If a backup failed to run, you obviously need to investigate the cause. You might consider setting up a SQL Monitor custom alert to receive a notification if someone disables a backup, for example.
Did a job run long?
If all your jobs are completing successfully, that’s great, but what happens when a job suddenly takes a lot longer than usual to run? It could be explained easily, such as by a recent data load causing a backup job to run long, or the cause could be subtler and more worrying.
SQL Monitor has the Job Duration Unusual alert, by default set to fire a low-level alert if a job deviates from its baseline duration (based on previous 10 executions) by more than 50%, for any job that runs over 120 seconds.
All this can be adjusted, very simply, and we can activate and set multiple alert thresholds, as shown in Figure 7.
When the Job Duration Unusual fires, you can bring up the details for that instance of the alert simply by clicking on it.
You can see that a Data Cleanup job ran took 10 minutes to run, against a median runtime of approximately zero. Click on the Last 10 runs tab to see the details of each of the previous job executions.

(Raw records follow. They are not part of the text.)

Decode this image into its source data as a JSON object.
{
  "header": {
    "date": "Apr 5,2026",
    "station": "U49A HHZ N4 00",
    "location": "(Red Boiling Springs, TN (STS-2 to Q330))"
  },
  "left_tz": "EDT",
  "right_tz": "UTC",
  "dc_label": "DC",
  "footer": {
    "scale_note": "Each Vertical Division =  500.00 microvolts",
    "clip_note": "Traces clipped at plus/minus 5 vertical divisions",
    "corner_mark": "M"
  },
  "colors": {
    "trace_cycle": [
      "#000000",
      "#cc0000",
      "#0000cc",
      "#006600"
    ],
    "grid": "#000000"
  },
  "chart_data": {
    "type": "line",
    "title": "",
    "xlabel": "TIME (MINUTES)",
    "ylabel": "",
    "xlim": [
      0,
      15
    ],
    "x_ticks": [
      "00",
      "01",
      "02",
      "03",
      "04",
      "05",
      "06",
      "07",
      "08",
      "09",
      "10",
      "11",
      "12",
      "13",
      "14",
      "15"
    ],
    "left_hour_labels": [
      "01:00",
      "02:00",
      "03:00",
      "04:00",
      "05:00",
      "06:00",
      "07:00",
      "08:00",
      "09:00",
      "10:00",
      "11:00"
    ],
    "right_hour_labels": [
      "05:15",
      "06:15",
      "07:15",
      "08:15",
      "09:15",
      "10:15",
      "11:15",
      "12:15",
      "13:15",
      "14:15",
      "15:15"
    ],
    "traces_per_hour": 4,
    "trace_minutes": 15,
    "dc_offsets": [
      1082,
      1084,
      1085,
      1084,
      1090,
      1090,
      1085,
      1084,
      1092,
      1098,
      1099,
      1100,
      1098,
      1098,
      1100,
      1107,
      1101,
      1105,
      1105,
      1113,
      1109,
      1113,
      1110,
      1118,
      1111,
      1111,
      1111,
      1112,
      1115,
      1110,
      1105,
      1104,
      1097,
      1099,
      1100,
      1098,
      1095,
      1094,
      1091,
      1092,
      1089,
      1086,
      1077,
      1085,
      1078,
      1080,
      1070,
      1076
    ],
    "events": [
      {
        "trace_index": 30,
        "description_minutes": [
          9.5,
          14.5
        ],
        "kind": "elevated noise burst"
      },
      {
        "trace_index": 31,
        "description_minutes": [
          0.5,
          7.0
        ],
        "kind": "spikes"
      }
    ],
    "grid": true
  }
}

Most of the time the job runs instantly, but in some cases it takes 10 minutes. For demo purposes, on my isolated test server, I simply configured the job to be delayed by 10 minutes every fourth time it runs.
DECLARE @currenttime TIME;
SET @currenttime = GETDATE();
IF DATEPART(mi,@currenttime) > 40
WAITFOR DELAY '00:10:00';
However, the most common cause of this sort of problem on a real production instance is that, at certain times, one job is blocked by another job, or by system processes, or by a long running query. This is where SQL Monitor’s Performance Data, showing resource use and activity of other processes, around the time a specific alert was raised, becomes highly valuable for troubleshooting.
Alerts are the database’s early warning signal of the possibility of failure. As DBAs, we must be aware of these signals immediately, and respond as quickly as possible. If SQL Agent is offline or paused, we need to know. If a job fails, or fails to start, or performs erratically, we need to know.
SQL Monitor provides customizable alerting systems, plus a wide range of performance metrics to help troubleshoot the underlying cause of an alert. All this combines to give you the information you need to keep your servers up and operating efficiently.